Before each training exercise or patrol, we would start by getting a brief from the platoon commander. After that, the platoon sergeant would give his brief. Then the squad leader would tell us what we actually needed to know. These notes would provide us with important waypoints on a patrol, BOLOs that concerned our AO, and plenty of other relevant information that needed to be written down. I learned to keep my notebook handy so I could quickly refer to it when needed.
The Enhanced Modular Admin Pouch from BDS Tactical is a highly useful and popular piece of gear among Marines and Soldiers. My first team leader gave me mine as he was exiting the Marines. It can be attached to a plate carrier or any other piece of gear using the MOLLE (Modular Lightweight Load-carrying Equipment) platform. The pouch is designed to hold items that users need to have ready at a moment’s notice. It has an adjustable pistol magazine pocket, making it a versatile and essential piece of equipment.

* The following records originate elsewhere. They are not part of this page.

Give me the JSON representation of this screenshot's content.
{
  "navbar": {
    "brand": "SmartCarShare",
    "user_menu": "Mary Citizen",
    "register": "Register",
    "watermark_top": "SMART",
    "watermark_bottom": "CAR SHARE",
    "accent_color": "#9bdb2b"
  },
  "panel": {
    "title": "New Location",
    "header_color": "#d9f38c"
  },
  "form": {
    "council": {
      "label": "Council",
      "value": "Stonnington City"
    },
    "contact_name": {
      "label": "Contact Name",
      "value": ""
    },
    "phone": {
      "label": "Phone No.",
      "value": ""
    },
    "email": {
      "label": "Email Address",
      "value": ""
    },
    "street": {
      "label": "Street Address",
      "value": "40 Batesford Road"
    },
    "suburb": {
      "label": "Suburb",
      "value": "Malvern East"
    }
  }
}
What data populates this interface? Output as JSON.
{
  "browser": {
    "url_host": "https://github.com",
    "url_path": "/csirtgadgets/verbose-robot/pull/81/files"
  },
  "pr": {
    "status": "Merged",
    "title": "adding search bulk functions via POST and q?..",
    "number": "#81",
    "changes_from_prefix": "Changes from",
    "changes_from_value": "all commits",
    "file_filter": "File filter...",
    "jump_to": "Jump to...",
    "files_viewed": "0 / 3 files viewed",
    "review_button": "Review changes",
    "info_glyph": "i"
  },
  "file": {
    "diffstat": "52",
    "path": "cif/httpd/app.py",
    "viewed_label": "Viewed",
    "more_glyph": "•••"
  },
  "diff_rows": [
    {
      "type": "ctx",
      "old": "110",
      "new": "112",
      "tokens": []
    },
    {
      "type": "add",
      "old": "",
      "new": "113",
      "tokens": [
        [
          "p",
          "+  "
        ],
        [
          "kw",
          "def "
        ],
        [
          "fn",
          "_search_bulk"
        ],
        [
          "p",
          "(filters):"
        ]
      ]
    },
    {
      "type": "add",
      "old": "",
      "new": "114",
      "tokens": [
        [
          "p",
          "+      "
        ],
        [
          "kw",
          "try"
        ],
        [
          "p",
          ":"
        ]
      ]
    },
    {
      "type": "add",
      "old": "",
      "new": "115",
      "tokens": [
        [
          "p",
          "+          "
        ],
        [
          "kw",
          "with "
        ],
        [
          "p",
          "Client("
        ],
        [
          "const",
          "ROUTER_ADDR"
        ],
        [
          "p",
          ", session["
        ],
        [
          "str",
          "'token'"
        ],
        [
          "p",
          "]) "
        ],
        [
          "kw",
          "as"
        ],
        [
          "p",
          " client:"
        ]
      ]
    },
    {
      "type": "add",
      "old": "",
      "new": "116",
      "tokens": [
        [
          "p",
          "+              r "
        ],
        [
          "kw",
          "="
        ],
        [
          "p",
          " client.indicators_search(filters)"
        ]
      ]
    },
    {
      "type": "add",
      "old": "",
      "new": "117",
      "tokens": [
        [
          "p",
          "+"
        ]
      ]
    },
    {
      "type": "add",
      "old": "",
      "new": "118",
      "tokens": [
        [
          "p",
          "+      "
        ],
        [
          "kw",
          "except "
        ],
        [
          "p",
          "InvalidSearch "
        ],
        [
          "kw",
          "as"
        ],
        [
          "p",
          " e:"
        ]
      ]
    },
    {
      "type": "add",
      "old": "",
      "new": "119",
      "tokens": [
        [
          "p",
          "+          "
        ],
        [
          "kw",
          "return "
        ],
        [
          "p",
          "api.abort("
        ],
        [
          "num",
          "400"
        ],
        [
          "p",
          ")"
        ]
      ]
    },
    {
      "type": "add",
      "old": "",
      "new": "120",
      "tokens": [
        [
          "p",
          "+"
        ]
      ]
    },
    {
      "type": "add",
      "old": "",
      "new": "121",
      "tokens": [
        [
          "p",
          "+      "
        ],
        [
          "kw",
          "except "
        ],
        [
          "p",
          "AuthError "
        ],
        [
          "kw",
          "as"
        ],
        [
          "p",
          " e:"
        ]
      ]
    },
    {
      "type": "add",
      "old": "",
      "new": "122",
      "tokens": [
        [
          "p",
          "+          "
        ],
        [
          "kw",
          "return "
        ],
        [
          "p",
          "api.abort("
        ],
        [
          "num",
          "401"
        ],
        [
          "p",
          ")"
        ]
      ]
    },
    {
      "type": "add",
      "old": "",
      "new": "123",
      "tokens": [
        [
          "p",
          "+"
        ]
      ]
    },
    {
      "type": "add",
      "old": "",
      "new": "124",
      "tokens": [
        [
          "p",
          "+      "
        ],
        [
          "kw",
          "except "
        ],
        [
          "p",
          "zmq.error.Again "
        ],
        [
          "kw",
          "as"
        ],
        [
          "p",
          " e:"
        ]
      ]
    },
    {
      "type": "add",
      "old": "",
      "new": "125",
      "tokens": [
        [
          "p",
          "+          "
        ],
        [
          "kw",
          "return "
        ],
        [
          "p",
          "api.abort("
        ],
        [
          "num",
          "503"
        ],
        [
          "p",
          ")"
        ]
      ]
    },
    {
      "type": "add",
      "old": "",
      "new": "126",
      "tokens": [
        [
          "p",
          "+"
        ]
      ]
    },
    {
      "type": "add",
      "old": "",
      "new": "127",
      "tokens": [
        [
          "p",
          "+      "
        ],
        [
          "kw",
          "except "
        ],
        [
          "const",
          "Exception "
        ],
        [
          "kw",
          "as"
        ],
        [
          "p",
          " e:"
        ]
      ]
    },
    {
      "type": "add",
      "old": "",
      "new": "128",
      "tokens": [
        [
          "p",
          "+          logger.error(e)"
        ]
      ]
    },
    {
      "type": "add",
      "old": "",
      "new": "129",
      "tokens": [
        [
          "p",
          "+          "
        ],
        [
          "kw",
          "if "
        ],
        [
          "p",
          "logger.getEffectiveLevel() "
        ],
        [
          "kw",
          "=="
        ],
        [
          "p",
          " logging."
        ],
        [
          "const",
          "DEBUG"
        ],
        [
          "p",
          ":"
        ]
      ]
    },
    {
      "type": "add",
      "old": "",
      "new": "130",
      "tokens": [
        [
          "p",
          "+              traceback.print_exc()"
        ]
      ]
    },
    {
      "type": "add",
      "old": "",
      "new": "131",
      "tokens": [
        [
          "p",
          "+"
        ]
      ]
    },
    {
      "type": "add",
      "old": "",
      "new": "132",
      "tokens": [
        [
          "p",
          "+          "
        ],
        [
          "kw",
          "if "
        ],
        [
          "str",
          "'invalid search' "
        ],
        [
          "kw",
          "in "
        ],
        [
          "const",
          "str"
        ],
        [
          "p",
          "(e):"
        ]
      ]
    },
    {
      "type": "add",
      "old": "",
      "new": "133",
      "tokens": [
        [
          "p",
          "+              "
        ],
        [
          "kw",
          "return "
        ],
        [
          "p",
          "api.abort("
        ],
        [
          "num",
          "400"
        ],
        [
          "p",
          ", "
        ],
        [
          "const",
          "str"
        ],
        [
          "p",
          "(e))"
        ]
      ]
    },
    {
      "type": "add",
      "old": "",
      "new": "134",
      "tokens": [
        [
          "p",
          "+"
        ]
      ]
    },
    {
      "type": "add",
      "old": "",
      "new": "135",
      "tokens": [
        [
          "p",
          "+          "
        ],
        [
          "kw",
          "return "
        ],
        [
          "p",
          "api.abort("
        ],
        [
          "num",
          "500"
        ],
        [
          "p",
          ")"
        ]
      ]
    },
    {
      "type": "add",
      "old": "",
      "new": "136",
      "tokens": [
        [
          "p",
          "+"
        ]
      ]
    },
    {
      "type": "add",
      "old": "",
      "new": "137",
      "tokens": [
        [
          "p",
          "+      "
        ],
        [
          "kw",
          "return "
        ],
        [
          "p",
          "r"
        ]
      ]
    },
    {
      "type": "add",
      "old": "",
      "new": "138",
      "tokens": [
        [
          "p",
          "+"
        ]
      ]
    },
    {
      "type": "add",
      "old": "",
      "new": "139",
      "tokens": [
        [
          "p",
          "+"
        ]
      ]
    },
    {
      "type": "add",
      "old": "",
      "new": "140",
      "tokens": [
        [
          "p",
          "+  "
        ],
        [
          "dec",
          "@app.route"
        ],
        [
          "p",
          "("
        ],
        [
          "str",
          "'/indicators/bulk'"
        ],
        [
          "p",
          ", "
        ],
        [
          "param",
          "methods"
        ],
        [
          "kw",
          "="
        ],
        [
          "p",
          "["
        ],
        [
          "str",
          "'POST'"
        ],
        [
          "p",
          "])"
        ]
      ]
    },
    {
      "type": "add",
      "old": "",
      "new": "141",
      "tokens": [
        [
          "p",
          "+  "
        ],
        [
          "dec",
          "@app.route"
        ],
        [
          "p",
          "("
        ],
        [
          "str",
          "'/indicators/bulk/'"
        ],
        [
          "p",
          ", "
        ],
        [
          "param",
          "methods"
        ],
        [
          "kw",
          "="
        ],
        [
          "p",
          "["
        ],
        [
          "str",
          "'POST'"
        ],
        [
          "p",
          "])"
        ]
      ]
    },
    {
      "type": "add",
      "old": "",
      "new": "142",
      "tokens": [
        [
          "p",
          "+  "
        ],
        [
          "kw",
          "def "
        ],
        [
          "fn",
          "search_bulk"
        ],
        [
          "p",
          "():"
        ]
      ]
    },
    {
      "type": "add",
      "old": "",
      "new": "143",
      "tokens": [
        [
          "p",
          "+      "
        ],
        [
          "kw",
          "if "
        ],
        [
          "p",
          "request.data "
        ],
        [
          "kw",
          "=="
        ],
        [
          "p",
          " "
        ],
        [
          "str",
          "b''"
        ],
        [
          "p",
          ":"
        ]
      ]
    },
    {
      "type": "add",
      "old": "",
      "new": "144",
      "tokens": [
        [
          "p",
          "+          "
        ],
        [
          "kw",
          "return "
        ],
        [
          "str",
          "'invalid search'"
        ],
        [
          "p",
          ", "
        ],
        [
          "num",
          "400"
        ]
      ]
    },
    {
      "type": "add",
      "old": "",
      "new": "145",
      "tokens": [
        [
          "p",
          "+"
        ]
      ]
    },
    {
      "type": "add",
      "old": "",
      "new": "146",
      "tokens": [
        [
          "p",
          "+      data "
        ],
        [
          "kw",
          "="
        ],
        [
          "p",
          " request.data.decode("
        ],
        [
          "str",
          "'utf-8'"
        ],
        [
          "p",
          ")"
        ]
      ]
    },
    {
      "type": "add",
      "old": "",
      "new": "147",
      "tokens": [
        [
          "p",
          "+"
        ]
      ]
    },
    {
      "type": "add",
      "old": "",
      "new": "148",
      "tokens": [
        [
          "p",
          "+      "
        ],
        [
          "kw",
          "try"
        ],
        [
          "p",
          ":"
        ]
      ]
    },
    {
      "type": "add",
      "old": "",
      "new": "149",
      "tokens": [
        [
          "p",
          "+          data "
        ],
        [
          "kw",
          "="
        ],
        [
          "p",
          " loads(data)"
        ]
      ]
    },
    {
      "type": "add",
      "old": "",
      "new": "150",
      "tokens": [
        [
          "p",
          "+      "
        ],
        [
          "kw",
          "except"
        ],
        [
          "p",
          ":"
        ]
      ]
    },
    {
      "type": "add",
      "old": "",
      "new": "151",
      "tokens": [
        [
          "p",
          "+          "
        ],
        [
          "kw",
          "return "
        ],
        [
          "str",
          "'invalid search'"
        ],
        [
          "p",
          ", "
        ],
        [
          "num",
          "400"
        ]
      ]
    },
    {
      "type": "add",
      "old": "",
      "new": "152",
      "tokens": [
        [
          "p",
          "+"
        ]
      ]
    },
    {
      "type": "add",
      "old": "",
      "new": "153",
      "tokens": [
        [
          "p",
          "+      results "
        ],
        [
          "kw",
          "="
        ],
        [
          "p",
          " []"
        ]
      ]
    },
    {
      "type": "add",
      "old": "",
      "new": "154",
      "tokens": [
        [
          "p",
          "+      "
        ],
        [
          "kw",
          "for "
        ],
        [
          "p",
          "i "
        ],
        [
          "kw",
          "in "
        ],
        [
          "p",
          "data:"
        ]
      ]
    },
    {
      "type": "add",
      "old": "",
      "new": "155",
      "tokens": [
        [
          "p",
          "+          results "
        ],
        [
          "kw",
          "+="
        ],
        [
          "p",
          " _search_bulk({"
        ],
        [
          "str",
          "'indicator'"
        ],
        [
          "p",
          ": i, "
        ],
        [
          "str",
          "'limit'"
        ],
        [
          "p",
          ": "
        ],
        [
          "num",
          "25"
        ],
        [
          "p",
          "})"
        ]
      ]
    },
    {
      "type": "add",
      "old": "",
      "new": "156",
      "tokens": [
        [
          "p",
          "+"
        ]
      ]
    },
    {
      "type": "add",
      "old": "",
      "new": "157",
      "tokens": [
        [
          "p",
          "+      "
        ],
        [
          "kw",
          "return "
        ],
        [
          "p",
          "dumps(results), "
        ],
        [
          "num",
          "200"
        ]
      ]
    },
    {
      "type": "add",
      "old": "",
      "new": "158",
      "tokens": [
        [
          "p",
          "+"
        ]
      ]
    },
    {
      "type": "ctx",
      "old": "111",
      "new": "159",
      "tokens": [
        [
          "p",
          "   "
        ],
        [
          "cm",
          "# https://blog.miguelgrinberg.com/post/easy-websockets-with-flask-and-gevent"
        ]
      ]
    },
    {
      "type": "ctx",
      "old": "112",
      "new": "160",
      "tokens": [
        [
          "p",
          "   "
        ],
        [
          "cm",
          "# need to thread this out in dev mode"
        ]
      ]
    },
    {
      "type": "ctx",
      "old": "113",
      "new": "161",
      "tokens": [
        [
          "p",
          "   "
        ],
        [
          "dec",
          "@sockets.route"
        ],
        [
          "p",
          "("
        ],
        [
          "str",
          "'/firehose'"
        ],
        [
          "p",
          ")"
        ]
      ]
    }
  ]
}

I also kept my Garmin Foretrex 401 in that pocket. On the back of the admin pouch is a large main pocket where you could easily fit map pens, normal pens, lights, smokes, dip, extra batteries, and a small notebook. For me, it was a lighter, dip, batteries for my Garmin and NOD’s, and a compass.
The front velcro flap provides easy access to the pocket’s two clear panels, which serve as a quick reference area for notes, a range card, or a hand-drawn map of the AO. I usually kept a laminated call for fire template as well as a 9-line template in the pouch (I know, I know, every good Marine has it memorized, but I at least knew what I didn’t know). I also kept important information pertaining to whatever mission I was on that had changed from the previous briefs in the pouch.
There is a smaller pocket that opens under the front flap. This is another area where you can store an extra notebook or, as I did, keep a Sawyer mini water filtration device. This pouch saved my pockets. I always hated the feeling of having stuff jammed into my pockets, or sitting on things, or things bending or breaking in them. I also hated digging around in my pockets when I needed to reference my notes or write new ones.